*Algebra*

## Section 16.3. Splitting Fields

Exercise 16.3.1 We prove the claim by induction on degree. In the base case, the polynomial has degree 1 and the claim is obvious. Now assume the claim is proved for all degrees smaller than \(n\) and suppose \(f\) has degree \(n\).

Suppose first that \(f\) is irreducible. Let \(\alpha \in K\) be one of the roots of \(f\), so that \(f(x) = (x - \alpha)g(x)\). Clearly, \([F(\alpha) : F] = n\) and \(g(x) \in F(\alpha)[x]\). There exists a field \(L\) with \(F(\alpha) \subseteq L \subseteq K\) that is a splitting field of \(g\), since \(g\) splits completely in \(K\), and by the inductive hypothesis, \([L : F(\alpha)] \divides (n-1)!\). In fact, since \(L\) contains all the roots of \(g\) as well as \(\alpha\), it contains all the roots of \(f\), therefore \(K \subseteq L\). This implies \(K = L\). Thus, \([K : F] = [K : F(\alpha)][F(\alpha) : F] = n[K : F(\alpha)] \divides n(n-1)! = n!\).
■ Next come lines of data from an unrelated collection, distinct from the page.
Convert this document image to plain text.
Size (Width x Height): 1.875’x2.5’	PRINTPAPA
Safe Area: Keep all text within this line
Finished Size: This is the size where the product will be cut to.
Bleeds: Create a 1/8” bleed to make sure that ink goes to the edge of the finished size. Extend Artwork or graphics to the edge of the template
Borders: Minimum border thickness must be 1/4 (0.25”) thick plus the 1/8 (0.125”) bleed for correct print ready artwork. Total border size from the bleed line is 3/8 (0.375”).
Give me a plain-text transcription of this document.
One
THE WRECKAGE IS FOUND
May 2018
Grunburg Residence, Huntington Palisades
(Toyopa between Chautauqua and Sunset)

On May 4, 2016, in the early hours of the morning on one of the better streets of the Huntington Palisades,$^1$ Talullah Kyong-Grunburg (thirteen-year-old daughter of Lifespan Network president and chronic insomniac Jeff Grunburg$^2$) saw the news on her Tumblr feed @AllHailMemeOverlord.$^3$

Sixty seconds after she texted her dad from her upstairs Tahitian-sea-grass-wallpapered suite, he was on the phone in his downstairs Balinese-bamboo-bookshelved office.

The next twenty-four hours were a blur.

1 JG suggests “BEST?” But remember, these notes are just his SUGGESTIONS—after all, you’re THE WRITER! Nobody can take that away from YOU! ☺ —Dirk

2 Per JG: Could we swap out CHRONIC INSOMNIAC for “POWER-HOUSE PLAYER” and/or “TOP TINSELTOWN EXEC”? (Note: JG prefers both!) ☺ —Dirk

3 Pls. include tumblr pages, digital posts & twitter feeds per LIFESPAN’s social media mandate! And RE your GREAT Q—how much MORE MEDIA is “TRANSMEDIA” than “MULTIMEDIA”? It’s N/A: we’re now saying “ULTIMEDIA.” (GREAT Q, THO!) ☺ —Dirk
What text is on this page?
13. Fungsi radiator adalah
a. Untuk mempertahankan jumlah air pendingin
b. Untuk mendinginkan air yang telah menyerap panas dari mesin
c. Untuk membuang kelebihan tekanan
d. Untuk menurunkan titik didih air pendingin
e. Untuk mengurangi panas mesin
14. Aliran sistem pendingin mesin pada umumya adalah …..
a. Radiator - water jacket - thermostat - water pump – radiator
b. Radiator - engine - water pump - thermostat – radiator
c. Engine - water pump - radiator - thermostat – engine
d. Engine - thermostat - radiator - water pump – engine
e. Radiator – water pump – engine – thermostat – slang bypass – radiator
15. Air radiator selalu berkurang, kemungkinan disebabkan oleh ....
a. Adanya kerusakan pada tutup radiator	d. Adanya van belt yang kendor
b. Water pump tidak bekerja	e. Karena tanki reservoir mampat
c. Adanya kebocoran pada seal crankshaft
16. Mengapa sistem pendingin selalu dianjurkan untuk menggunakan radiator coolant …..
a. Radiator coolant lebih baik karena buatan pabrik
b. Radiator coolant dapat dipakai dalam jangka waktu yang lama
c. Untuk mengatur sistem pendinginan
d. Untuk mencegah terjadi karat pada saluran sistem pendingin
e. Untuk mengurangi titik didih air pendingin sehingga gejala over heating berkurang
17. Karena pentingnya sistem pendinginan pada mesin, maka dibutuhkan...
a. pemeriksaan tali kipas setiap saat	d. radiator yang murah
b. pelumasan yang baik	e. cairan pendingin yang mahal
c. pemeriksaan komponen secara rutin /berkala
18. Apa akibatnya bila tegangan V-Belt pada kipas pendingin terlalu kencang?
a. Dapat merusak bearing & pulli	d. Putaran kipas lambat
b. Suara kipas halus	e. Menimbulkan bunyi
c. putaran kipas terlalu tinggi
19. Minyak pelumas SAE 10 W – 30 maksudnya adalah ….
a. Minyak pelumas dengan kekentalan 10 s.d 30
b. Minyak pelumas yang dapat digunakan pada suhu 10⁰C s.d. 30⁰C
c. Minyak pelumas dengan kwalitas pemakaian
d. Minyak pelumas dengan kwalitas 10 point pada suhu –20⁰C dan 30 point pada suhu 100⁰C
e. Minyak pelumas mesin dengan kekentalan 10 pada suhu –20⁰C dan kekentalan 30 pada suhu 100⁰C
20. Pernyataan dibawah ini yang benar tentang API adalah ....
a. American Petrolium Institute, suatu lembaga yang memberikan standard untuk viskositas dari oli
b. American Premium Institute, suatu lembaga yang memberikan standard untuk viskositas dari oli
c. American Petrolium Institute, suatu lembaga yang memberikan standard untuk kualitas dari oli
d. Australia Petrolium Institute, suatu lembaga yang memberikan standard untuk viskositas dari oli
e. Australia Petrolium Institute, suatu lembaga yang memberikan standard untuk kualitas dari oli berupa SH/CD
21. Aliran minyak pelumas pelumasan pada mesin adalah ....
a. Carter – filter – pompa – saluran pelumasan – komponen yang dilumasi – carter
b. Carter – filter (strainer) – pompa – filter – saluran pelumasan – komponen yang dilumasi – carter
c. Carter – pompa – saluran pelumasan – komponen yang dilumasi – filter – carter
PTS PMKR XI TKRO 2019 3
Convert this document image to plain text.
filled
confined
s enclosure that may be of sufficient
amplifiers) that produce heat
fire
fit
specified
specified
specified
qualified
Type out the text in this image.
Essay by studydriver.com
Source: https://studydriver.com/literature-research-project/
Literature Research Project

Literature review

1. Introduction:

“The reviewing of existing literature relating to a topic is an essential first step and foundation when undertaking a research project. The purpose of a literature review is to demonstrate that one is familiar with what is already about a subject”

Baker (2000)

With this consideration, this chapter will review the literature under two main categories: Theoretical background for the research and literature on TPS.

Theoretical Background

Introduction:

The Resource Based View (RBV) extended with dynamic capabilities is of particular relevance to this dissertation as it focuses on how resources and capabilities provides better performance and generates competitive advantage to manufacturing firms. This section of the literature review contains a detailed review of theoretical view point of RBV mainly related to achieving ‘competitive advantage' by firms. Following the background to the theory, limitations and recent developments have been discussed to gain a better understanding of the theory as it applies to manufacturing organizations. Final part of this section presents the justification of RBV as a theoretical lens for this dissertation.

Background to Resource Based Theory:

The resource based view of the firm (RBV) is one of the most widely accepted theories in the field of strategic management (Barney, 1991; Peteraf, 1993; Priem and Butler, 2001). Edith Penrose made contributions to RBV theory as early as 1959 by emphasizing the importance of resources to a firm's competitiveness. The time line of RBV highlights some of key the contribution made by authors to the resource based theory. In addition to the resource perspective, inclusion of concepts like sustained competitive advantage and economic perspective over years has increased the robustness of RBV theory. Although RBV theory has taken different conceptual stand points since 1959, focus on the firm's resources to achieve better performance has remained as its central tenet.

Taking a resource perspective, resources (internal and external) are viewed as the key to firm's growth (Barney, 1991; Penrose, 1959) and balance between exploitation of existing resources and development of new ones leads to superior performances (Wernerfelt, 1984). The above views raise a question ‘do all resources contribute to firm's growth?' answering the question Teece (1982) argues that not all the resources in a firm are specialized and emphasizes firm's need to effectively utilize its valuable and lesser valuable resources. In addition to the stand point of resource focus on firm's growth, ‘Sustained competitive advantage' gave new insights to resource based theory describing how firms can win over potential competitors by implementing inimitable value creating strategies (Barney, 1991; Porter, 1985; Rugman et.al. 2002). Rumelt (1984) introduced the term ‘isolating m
Now consider the case where \(f\) isn't irreducible. Write \(f = gh\), where \(g\) and \(h\) both have positive degree. Let \(F'\) be the subfield of \(K\) obtained by adjoining the roots of \(g\) to \(F\); then \(F'\) is a splitting field for \(g\), and by the induction hypothesis, \([F' : F] \divides (\deg g)!\). Furthermore, adjoining the roots of \(h\) to \(F'\) must yield \(K\), so \(K\) is a splitting field for \(h\) when considered as a polynomial over \(F'\); the induction hypothesis implies \([K : F'] \divides (\deg h)!\). Thus, \([K : F] = [K : F'][F' : F] \divides (\deg g)!(\deg h)! \divides (\deg g + \deg h)! = n!\).

Exercise 16.3.2

- It is clear that \(x^3 - 2\) is irreducible, so that adjoining the root \(\sqrt[3]{2}\) to \(\Q\) produces a field extension of degree 3. But \(\Q(\sqrt[3]{2})\) is still a subfield of \(\R\), so it doesn't contain the two complex roots of \(x^3 - 2\). Therefore 3 is a proper divisor of the degree of the splitting field of \(x^3 - 2\). But Exercise 16.3.1 implies that the degree of the splitting field divides 6. Therefore, it must be equal to 6.
- We have the factorization \(x^4 - 1 = (x^2 + 1)(x + 1)(x - 1)\) and clearly \(x^2 + 1\) is irreducible over \(\Q\). It is easy to see that \(\Q(i)\) is a splitting field for \(x^2 + 1\) and thus for \(x^4 - 1\). Therefore the degree of the splitting field is 2.
- The roots of \(x^4 + 1\) are \(\omega, \omega^3, \omega^5, \omega^7\) where \(\omega\) is a primitive eighth root of unity. Any field extension of \(\Q\) that contains one of the four roots also contains the other three; therefore, \(\Q(\omega)\) is a splitting field for \(x^4 + 1\). We showed in Exercise 15.3.4(c) that the minimal polynomial for \(\omega\) over \(\Q\) has degree 4, therefore \([\Q(\omega) : \Q] = 4\).

Exercise 16.3.3 Let \(K\) be a splitting field for \(x^2 - u\). In \(K\), this polynomial must factor as \((x - f)(x - g)\), so \(f + g = 0\) and \(fg = -u\), thus, \(f^2 = u\). Suppose \(f \in F\). Then write \(f = g/h\) where \(g, h \in \mathbb{F}_2(u)\). Then \(f^2 h^2 = g^2\), but \(f^2 = u\), so \(uh^2 = g^2\). Obviously both sides are nonzero, so their degrees must be equal, which is a contradiction since the degree of \(uh^2\) is odd and that of \(g^2\) is even. Our assumption that \(f \in F\) must therefore be wrong, and \(x^2 - u\) is irreducible over \(F\). Note that since \(K\) has characteristic 2, we have \(x^2 - u = (x + f)(x - f) = (x - f)(x - f)\), so \(f\) is a double root.